Noch immer hielt er den Becher; Valerio bemühte sich vergeblich nicht auf die Hand zu starren, die ihm den Wein jetzt geben oder verweigern konnte... Der Ring. An seinem Zeigefinger. Mit der mächtigen goldenen Fassung, die so weit hervor stand. Und dem bauchigen giftgrünen Chrysopras darüber. Es hatte einen Moment gedauert, bis er mit Krug und Becher ins Licht der Fackeln zurück gekehrt war... Manche Ringe enthielten geheime Kammern. Groß genug, um eine wirksame Menge Gift zu fassen.
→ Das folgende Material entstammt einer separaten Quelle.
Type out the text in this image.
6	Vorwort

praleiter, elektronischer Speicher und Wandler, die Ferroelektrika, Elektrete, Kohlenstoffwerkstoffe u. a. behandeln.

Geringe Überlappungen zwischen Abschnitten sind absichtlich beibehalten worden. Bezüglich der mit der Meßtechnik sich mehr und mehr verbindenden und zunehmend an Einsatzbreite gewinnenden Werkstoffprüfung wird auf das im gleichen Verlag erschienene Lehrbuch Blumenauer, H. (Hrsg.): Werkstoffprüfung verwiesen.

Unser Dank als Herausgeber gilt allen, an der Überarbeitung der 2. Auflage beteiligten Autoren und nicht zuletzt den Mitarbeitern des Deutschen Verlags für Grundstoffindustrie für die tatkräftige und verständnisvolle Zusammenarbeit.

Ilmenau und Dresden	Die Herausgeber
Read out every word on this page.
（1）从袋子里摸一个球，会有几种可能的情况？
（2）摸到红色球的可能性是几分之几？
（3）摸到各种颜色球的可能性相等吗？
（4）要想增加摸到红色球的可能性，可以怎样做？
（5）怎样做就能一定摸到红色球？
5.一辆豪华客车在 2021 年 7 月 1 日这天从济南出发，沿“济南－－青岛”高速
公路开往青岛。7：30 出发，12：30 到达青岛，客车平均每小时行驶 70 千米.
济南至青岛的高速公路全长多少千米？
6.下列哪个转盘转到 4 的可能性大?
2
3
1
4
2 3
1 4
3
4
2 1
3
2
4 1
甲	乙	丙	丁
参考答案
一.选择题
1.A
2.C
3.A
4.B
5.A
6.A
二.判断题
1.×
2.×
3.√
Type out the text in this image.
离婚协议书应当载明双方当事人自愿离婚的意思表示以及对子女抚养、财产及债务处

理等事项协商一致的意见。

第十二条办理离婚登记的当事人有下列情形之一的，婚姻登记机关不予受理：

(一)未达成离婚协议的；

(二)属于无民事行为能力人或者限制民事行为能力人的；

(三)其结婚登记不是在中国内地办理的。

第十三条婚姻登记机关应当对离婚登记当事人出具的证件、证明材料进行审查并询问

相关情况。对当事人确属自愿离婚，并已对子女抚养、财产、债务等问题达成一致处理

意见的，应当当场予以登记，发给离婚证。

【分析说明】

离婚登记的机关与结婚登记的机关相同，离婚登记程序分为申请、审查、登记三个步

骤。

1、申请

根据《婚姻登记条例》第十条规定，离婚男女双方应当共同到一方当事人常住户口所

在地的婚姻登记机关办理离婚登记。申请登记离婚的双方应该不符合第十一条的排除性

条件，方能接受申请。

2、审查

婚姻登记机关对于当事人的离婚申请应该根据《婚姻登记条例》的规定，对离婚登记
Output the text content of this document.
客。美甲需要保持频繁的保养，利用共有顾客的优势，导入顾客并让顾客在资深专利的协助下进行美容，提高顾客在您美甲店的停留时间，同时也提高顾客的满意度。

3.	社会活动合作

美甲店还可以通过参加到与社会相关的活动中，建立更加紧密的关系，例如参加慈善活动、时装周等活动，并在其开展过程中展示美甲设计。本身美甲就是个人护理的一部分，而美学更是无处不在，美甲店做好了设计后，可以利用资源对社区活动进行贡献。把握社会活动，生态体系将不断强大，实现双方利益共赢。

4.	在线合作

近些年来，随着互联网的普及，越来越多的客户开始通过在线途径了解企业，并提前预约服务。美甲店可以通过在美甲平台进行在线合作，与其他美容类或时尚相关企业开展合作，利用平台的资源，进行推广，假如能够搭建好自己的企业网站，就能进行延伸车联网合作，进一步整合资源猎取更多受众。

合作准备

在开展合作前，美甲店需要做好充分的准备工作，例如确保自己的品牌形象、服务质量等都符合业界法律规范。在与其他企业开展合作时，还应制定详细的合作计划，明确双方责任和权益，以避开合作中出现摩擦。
Valerio suchte im Blick des Kardinals, er durfte nicht an den Becher denken. An den Wein darin. Nicht, bis er einigermaßen sicher war. Er durfte jetzt nichts Unüberlegtes tun, jeder weitere Fehler wäre fatal, er musste sicher gehen. Aber Vincenzo hatte Bedarf daran, dass er lebte und bei klarem Verstand und Bewusstsein war, er hatte wichtige Fragen, zu denen er offenbar kommen wollte... wenn man sich auf Prior Geronimos Bericht verlassen durfte. Und in dem Becher, den Vincenzo ihm nun an die Lippen hielt, war Wein. Wein, den Crispino abgefüllt hatte. Unverfälschter guter Wein, der ihn über die graue Zone hinaus bringen würde. Und was womöglich außerdem darin sein mochte - vielleicht brachte dieser Wein ihm nun bereits so viel Kraft und Stabilität zurück, dass er ihn gegen die Wirkung pflanzlicher Gifte immun machte.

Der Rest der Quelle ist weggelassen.